In Focus: Tax  

Tax changes are 'inevitable' for crypto

Tax changes are 'inevitable' for crypto
 Photo: Alesia Kozik via Pexels

Tax regimes for crypto and digital assets would help to legitimise the industry, professionals have claimed.

According to membership body Global Digital Finance, which canvassed opinion among 22 of its professional crypto and digital finance members, there is strong support for introducing a global tax regime for crypto.

Eleven 'agreed' and eight 'strongly agreed' that the introduction of new tax regimes would 'legitimise the industry' globally; indeed, the majority of professionals canvassed said it was 'inevitable' that tax changes were coming.

Lawrence Wintermeyer, executive co-chairman of Global Digital Finance, said: “Changes in the tax treatment of crypto and digital assets are seen as inevitable by tax and legal professionals engaged in the market and will be welcomed by GDF members."

Already in the UK HM Revenue & Customs applies the rules of 'personal investment' to crypto assets, meaning the holder is liable to pay capital gains tax when they dispose of their crypto assets.

Cryptoassets are also considered as 'property' for the purposes of inheritance tax.

According to HMRC's latest Crypto Assets manual, individuals will also be liable to pay income tax and National Insurance contributions on cryptoassets which they receive from:

  • Their employer as a form of non-cash payment
  • Mining, transaction confirmation or airdrops

There may be cases where the individual is running a business which is carrying on a financial trade in cryptoassets and they will therefore have taxable trading profits. In such cases, income tax rules would take priority over the CGT rules.

Singapore and Switzerland are seen as the countries with the most advanced tax laws on digital assets, according to nine of the 22 surveyed.

The US was selected by seven participants while Japan received four votes and the UK three.

A move to harmonise tax treatment of cryptoassets globally might create a more level playing field for each country, but those working in the industry are also worried that wave after wave of tax changes could damage crypto.

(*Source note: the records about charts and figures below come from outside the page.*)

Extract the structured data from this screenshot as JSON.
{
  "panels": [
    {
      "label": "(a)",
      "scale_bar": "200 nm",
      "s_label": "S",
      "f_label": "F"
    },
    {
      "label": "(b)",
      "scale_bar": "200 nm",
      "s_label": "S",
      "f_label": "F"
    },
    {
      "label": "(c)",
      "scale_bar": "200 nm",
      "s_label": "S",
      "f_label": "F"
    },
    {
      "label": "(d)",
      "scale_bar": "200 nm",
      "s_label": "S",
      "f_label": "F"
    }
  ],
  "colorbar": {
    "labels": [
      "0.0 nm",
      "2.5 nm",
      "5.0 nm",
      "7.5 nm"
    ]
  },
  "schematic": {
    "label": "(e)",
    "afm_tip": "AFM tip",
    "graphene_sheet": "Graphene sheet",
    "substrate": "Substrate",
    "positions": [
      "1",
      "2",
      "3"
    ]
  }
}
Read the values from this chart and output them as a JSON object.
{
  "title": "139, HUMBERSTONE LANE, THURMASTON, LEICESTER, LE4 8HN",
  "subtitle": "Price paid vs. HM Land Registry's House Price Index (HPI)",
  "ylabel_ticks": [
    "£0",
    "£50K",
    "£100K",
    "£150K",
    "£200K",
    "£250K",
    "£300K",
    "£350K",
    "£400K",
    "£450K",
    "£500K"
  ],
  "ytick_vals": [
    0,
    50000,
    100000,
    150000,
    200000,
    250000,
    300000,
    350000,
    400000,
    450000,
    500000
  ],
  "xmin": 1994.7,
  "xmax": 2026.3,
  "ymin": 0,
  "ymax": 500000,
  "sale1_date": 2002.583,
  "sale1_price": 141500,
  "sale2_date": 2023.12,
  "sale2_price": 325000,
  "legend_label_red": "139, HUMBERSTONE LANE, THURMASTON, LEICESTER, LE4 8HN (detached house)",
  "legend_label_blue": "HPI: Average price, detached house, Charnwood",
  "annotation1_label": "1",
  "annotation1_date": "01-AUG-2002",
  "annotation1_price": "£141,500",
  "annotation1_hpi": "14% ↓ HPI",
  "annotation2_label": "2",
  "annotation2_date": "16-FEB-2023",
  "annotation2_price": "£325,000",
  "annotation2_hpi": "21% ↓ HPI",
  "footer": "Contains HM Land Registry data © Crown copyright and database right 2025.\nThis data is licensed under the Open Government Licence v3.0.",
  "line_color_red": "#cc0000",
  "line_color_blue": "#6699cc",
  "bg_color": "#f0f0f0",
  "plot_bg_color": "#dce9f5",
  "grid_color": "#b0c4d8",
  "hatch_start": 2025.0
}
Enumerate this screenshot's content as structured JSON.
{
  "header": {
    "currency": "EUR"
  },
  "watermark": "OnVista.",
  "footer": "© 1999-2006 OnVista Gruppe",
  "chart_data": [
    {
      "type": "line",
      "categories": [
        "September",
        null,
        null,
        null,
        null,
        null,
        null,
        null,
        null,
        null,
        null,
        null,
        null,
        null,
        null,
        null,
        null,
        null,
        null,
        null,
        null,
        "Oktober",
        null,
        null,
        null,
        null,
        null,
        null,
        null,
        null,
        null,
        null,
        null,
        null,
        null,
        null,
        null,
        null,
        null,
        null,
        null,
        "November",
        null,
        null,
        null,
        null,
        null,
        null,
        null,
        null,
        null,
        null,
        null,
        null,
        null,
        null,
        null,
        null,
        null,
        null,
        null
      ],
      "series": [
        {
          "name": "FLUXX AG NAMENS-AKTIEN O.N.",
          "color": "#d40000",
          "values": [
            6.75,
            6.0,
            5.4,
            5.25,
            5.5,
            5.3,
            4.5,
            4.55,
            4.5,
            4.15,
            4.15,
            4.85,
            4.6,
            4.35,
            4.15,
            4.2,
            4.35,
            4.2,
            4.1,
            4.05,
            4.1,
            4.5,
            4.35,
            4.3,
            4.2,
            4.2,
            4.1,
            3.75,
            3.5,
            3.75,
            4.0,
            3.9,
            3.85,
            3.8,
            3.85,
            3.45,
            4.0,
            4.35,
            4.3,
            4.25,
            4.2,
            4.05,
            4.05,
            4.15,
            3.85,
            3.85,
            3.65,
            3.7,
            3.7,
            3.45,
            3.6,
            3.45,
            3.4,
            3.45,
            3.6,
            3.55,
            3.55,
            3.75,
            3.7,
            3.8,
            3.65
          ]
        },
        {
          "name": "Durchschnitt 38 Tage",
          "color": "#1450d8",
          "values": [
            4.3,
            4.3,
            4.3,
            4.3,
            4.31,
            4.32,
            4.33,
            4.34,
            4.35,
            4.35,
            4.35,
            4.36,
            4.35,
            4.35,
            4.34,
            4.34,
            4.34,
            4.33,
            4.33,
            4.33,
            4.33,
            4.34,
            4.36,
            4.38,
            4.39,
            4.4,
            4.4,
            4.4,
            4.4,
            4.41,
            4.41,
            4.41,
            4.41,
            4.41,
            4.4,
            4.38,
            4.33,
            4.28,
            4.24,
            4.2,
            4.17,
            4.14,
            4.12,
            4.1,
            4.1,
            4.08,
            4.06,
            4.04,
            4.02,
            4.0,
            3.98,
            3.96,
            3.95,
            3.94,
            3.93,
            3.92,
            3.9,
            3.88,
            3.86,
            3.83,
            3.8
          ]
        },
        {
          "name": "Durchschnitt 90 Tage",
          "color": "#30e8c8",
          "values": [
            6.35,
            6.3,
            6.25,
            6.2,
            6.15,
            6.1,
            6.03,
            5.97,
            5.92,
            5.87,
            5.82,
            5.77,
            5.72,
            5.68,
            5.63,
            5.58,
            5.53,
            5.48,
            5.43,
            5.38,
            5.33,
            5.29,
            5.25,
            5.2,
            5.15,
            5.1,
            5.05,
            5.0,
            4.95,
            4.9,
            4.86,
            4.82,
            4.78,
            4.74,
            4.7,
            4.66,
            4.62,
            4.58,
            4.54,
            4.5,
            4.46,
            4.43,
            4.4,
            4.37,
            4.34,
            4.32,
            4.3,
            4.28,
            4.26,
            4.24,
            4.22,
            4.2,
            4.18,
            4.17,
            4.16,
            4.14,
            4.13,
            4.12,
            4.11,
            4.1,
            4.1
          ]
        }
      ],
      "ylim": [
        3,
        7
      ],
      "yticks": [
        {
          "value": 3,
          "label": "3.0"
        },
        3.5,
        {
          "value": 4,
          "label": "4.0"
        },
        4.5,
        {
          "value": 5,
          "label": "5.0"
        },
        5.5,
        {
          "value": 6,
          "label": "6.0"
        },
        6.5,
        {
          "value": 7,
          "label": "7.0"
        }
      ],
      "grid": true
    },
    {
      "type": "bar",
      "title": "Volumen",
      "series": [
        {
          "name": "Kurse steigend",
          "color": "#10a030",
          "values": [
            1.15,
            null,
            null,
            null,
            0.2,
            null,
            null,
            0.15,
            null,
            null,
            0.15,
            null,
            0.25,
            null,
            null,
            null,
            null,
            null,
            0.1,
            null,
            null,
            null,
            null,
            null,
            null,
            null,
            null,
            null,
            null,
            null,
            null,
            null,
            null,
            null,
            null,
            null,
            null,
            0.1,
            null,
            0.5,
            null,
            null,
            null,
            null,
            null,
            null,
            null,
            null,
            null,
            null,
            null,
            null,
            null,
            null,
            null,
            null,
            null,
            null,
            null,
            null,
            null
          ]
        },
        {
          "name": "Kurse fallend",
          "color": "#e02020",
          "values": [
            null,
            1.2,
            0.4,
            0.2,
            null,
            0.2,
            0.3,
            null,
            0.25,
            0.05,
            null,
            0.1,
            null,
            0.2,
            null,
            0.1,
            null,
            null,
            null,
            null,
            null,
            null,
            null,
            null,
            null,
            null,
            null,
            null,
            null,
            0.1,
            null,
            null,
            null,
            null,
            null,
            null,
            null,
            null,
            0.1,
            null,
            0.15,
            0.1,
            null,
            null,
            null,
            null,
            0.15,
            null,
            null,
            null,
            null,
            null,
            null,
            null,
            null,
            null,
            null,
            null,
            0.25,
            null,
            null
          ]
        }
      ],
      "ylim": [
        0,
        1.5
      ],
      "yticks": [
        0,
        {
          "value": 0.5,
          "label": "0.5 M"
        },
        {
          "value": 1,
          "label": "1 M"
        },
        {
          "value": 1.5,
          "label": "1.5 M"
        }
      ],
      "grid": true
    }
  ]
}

Respondents to GDF's poll believed the main areas tax authorities should focus on should be which exchanges of crypto and digital assets constitute taxable events, and then the classification of crypto and digital assets for tax purposes.

Nine of the 22 surveyed believed changes would hinder the growth of the nascent industry while eight disagreed and five expressed no opinion.

Eleven agreed such assets should be subject to their own distinct tax regime.

Wintermeyer added: “The tax treatment of crypto and digital assets must be consistent and fair if governments are to embrace digital assets and the economic growth opportunities they offer while avoiding the tax arbitrage of the dotcom era."